Well, for the past three years I’ve often thought that coming out is more trouble than it’s worth. I don’t have the energy to insist on pronouns and I’m not decisive enough to settle on a name that’s less obviously feminine. (‘Miriam Joy’ means that no matter what people I know do, strangers will always default to ‘she’.) All I’m doing is opening myself up to family arguments and abuse from trolls, and as someone with anxiety, I could do without the extra stress.
However, the thought of writing this used to scare the life out of me, and now it’s merely a bit anxiety-inducing, which makes me think I might be ready.
Mainly, though, I’m writing it for the same reason I originally came out as queer: because I want to talk about non-binary and trans things on a personal level, but instead I have to do it from the point of view of an ‘ally’, which feels neither truthful nor helpful. I want to be able to say, “As a non-binary person…” and instead end up saying, “My non-binary friends…” which de-centres the conversation and makes it sound like I’m pushing in somewhere I don’t belong.

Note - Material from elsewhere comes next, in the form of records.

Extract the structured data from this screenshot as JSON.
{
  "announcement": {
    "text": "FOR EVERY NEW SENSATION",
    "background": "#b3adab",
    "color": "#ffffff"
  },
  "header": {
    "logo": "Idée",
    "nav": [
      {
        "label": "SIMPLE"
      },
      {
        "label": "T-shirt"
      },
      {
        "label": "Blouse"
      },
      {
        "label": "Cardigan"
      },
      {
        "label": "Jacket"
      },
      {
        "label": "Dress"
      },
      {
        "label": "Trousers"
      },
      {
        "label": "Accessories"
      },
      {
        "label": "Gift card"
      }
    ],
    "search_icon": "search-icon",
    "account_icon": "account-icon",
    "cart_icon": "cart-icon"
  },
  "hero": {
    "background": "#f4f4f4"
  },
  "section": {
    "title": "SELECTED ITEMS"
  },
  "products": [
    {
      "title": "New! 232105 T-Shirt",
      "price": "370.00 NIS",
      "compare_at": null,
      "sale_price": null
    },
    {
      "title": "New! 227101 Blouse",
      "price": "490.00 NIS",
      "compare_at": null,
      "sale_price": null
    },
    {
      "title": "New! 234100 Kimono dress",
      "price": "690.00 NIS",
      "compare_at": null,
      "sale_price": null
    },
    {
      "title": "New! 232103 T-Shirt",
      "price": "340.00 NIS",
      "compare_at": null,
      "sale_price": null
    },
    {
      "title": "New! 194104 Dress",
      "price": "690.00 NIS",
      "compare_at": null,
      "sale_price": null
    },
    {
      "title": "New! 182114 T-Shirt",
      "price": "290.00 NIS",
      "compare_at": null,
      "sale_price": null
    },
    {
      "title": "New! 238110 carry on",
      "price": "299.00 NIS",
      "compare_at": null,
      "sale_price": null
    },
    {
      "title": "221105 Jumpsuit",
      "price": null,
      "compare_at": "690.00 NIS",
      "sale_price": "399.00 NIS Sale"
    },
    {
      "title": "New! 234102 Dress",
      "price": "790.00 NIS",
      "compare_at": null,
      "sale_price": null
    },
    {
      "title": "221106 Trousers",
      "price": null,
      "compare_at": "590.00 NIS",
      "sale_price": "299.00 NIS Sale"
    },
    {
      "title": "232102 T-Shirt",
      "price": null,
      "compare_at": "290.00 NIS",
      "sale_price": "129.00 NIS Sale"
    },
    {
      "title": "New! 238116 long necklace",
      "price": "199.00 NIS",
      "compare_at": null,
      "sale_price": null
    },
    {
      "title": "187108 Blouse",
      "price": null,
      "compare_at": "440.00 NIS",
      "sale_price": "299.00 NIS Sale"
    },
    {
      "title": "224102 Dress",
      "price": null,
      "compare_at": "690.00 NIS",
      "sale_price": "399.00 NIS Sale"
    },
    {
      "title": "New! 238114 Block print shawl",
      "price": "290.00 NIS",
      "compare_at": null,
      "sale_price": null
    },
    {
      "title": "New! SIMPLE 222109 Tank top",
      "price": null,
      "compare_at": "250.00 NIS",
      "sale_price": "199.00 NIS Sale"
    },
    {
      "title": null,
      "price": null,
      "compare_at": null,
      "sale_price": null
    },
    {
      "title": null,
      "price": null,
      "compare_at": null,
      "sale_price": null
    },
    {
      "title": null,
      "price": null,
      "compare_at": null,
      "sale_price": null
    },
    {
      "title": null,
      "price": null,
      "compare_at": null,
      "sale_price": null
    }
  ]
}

I want to be able to talk about my frustrations with gendered language and my desire for top surgery and I want to be able to stand up and say that my non-binary characters are #OwnVoices, instead of having to swallow that down. I want to talk about my relationship with femininity and the various contradictions I feel inherently within my own identity. I want to be able to join in conversations on these issues without worrying that I’m perceived as an outsider. I want to be free of the anxiety that someone will find out I’m non-binary, because secrets are only dangerous when they’re actually secret, and I want to be able to write a bio in 3rd person without agonising over pronouns for ages first.
I’ve reached the point where that seems worth it, so screw the rest.